Seasonal underground storage of heat can play an important role in this. TNO supports innovation that enables the large-scale application of climate-friendly heat sources with heat storage in smart grids and thus makes an important contribution to a cost-effective heat transition.


Heat storage is already widely used in households (e.g. boilers), but also in heat networks that supply heat to homes, buildings and businesses. In heat networks, for example, there are often above-ground buffers for heat storage. They can then store the heat for a few hours. Seasonal storage of heat in heat grids is a technology that is not yet widely used. The challenge now is to store heat on a large scale in a way that is safe, large-scale and affordable.

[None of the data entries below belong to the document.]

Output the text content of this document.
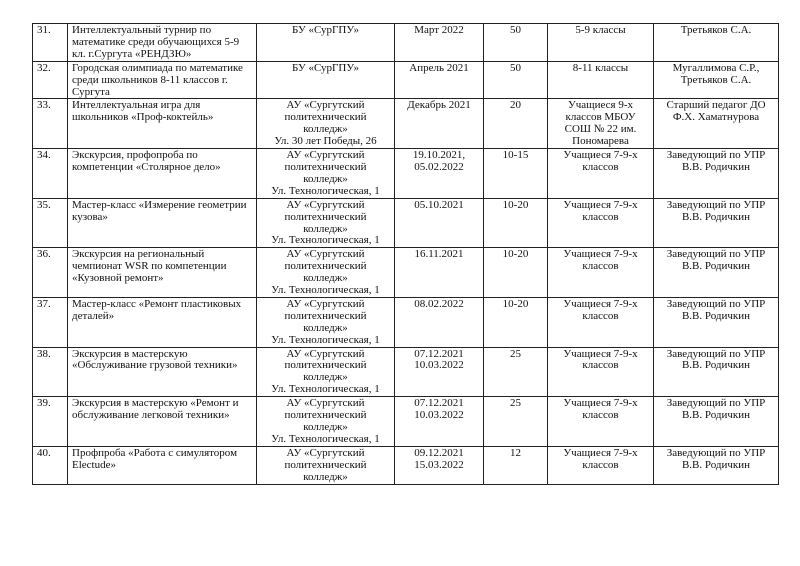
31.	Интеллектуальный турнир по математике среди обучающихся 5-9 кл. г.Сургута «РЕНДЗЮ»	БУ «СурГПУ»	Март 2022	50	5-9 классы	Третьяков С.А.
32.	Городская олимпиада по математике среди школьников 8-11 классов г. Сургута	БУ «СурГПУ»	Апрель 2021	50	8-11 классы	Мугаллимова С.Р.,
Третьяков С.А.
33.	Интеллектуальная игра для школьников «Проф-коктейль»	АУ «Сургутский
политехнический
колледж»
Ул. 30 лет Победы, 26	Декабрь 2021	20	Учащиеся 9-х
классов МБОУ
СОШ № 22 им.
Пономарева	Старший педагог ДО
Ф.Х. Хаматнурова
34.	Экскурсия, профопроба по компетенции «Столярное дело»	АУ «Сургутский
политехнический
колледж»
Ул. Технологическая, 1	19.10.2021,
05.02.2022	10-15	Учащиеся 7-9-х
классов	Заведующий по УПР
В.В. Родичкин
35.	Мастер-класс «Измерение геометрии кузова»	АУ «Сургутский
политехнический
колледж»
Ул. Технологическая, 1	05.10.2021	10-20	Учащиеся 7-9-х
классов	Заведующий по УПР
В.В. Родичкин
36.	Экскурсия на региональный чемпионат WSR по компетенции «Кузовной ремонт»	АУ «Сургутский
политехнический
колледж»
Ул. Технологическая, 1	16.11.2021	10-20	Учащиеся 7-9-х
классов	Заведующий по УПР
В.В. Родичкин
37.	Мастер-класс «Ремонт пластиковых деталей»	АУ «Сургутский
политехнический
колледж»
Ул. Технологическая, 1	08.02.2022	10-20	Учащиеся 7-9-х
классов	Заведующий по УПР
В.В. Родичкин
38.	Экскурсия в мастерскую «Обслуживание грузовой техники»	АУ «Сургутский
политехнический
колледж»
Ул. Технологическая, 1	07.12.2021
10.03.2022	25	Учащиеся 7-9-х
классов	Заведующий по УПР
В.В. Родичкин
39.	Экскурсия в мастерскую «Ремонт и обслуживание легковой техники»	АУ «Сургутский
политехнический
колледж»
Ул. Технологическая, 1	07.12.2021
10.03.2022	25	Учащиеся 7-9-х
классов	Заведующий по УПР
В.В. Родичкин
40.	Профпроба «Работа с симулятором Electude»	АУ «Сургутский
политехнический
колледж»	09.12.2021
15.03.2022	12	Учащиеся 7-9-х
классов	Заведующий по УПР
В.В. Родичкин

Heat storage will become even more effective in combination with the further development of sustainable heat sources and the construction of smart heat grids. These are no longer fed by gas-fired heat, but by climate-friendly heat sources such as geothermal heat, solar heat, industrial waste heat and heat pumps. Then sustainable energy generation, smart users, infrastructure and seasonal storage will form an ideal interplay in the energy transition.


In European and national projects, we are working on heat storage systems that are able not only to bridge seasons but also be applied on a large scale, with up to thousands of households or hectares of horticulture receiving their heat from storage in the winter months. No particularly complex technology needs to be used to make underground heat storage possible on a large scale.

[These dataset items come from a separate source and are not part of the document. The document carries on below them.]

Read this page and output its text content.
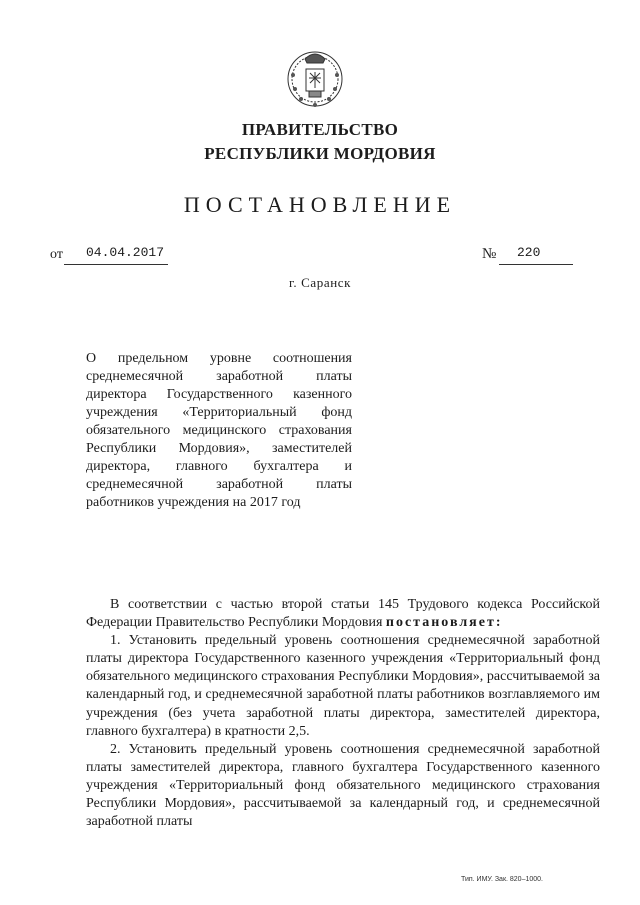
ПРАВИТЕЛЬСТВО
РЕСПУБЛИКИ МОРДОВИЯ
ПОСТАНОВЛЕНИЕ
от 04.04.2017	№ 220
г. Саранск
О предельном уровне соотношения среднемесячной заработной платы директора Государственного казенного учреждения «Территориальный фонд обязательного медицинского страхования Республики Мордовия», заместителей директора, главного бухгалтера и среднемесячной заработной платы работников учреждения на 2017 год

В соответствии с частью второй статьи 145 Трудового кодекса Российской Федерации Правительство Республики Мордовия постановляет:

1. Установить предельный уровень соотношения среднемесячной заработной платы директора Государственного казенного учреждения «Территориальный фонд обязательного медицинского страхования Республики Мордовия», рассчитываемой за календарный год, и среднемесячной заработной платы работников возглавляемого им учреждения (без учета заработной платы директора, заместителей директора, главного бухгалтера) в кратности 2,5.

2. Установить предельный уровень соотношения среднемесячной заработной платы заместителей директора, главного бухгалтера Государственного казенного учреждения «Территориальный фонд обязательного медицинского страхования Республики Мордовия», рассчитываемой за календарный год, и среднемесячной заработной платы

Тип. ИМУ. Зак. 820–1000.
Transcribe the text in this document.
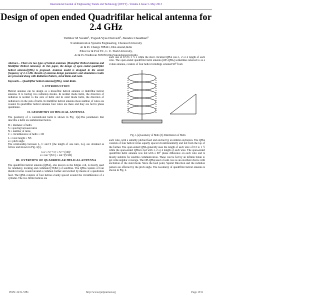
International Journal of Engineering Trends and Technology (IJETT) - Volume 4 Issue 5- May 2013
Design of open ended Quadrifilar helical antenna for
2.4 GHz
Vaibhav M Swami¹, Yogesh Vyas Dwivedi², Jitendra Chaudhari³
¹Communication Systems Engineering, Charusat University
At & Po Changa 388421, Dist.Anand,India
²Director & Prof EC, C. U. Shah University,
At & Po Wadhwan 363030,Dist.Surendranagar,India

Abstract— There are two types of helical antennas (Monofilar Helical Antenna and Multifilar Helical Antenna). In this paper, the design of open ended quadrifilar helical antenna(QHA) is proposed. Antenna model is designed in the center frequency of 2.4 GHz. Results of antenna design parameters and simulation results are presented along with Radiation Pattern, Axial Ratio and Gain.

Keywords— Quadrifilar helical antenna(QHA), Axial Ratio.

I. INTRODUCTION

Helical antenna can be design as a monofilar helical antenna or multifilar helical antenna. It is having two radiation modes. In normal mode helix, the direction of radiation is normal to the axis of helix and in axial mode helix, the direction of radiation is in the axis of helix. In multifilar helical antenna more number of wires are wound. In quadrifilar helical antenna four wires are there and they are fed in phase quadrature.

II. GEOMETRY OF HELICAL ANTENNA

The geometry of a conventional helix is shown in Fig. 1(a).The parameters that describe a helix are summarized below.

D = diameter of helix
S = spacing between turns
N = number of turns
C = circumference of helix = πD
L = total length = NS
α = pitch angle

The relationship between L, C and S (the length of one turn, Lo), are obtained as follow and shown in Fig. 1(b).

Lo² = S² + C² = S² + (πD)²
α = tan⁻¹(S/C) = tan⁻¹(S/πD)
III. OVERVIEW OF QUADRIFILAR HELICAL ANTENNA

The quadrifilar helical antenna (QHA), also known as the Kilgus coil, is mostly used for telemetry, tracking and command (TT&C) of satellites. The QHA consists of four identical wires wound around a common former and excited by means of a quadrature feed. The QHA consists of four helices evenly spaced around the circumference of a cylinder. The two bifilar helices are

each one of 0.5 to 1 ½ λ while the short circuited QHA was 1, 2 or 4 length of each wire. The open-ended quadrifilar helix antenna (OE-QHA) sometimes referred to as a volute antenna, consists of four helical windings oriented 90° from

Fig. 1.(a)Geometry of Helix (b) Distribution of Helix

each wire, with a suitably pitched feed and excited by an similar excitation. The QHA consists of four helical wires equally spaced circumferentially and fed from the top of the former. The open ended QHA generally uses the length of each wire of 0.5 to 1 ½ while the open-ended QHA is fed with 1, 2 or 4 length of each wire. The open-ended quadrifilar helix antenna was fed with a 90° phase difference on each wire and is mostly suitable for satellite communication. These can be fed by an infinite balun to get wide angular coverage. The OE-QHA used a foam core as an excellent choice with excitation of the axial mode. Since the feed point, Spatial Direction and the radiation pattern are affected by the pitch angle. The Geometry of quadrifilar helical antenna is shown in Fig. 2.

ISSN: 2231-5381	http://www.ijettjournal.org	Page 1531
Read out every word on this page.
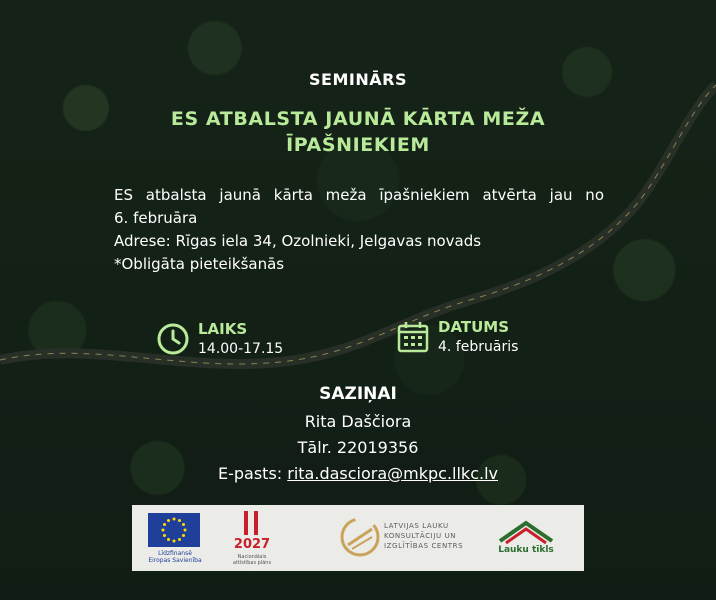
SEMINĀRS
ES ATBALSTA JAUNĀ KĀRTA MEŽA
ĪPAŠNIEKIEM
ES atbalsta jaunā kārta meža īpašniekiem atvērta jau no
6. februāra
Adrese: Rīgas iela 34, Ozolnieki, Jelgavas novads
*Obligāta pieteikšanās
LAIKS
14.00-17.15
DATUMS
4. februāris
SAZIŅAI
Rita Daščiora
Tālr. 22019356
E-pasts: rita.dasciora@mkpc.llkc.lv
Līdzfinansē
Eiropas Savienība
2027
Nacionālais
attīstības plāns
LATVIJAS LAUKU
KONSULTĀCIJU UN
IZGLĪTĪBAS CENTRS	Lauku tīkls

It is particularly important to determine precisely where the subsurface is suitable for heat storage and where it can best be combined with the above-ground infrastructure. Linking existing technologies and knowledge already seems to yield a lot. TNO has unique knowledge of the subsurface and wants to take this further by demonstrating even more accurately where the layers in the subsurface are sufficiently suitable for large-scale storage. TNO also has key expertise in the field of relevant heat sources such as geothermal energy, heat pumps and heat grids. This allows us to assess where and how seasonal storage can best be integrated into the heat infrastructure.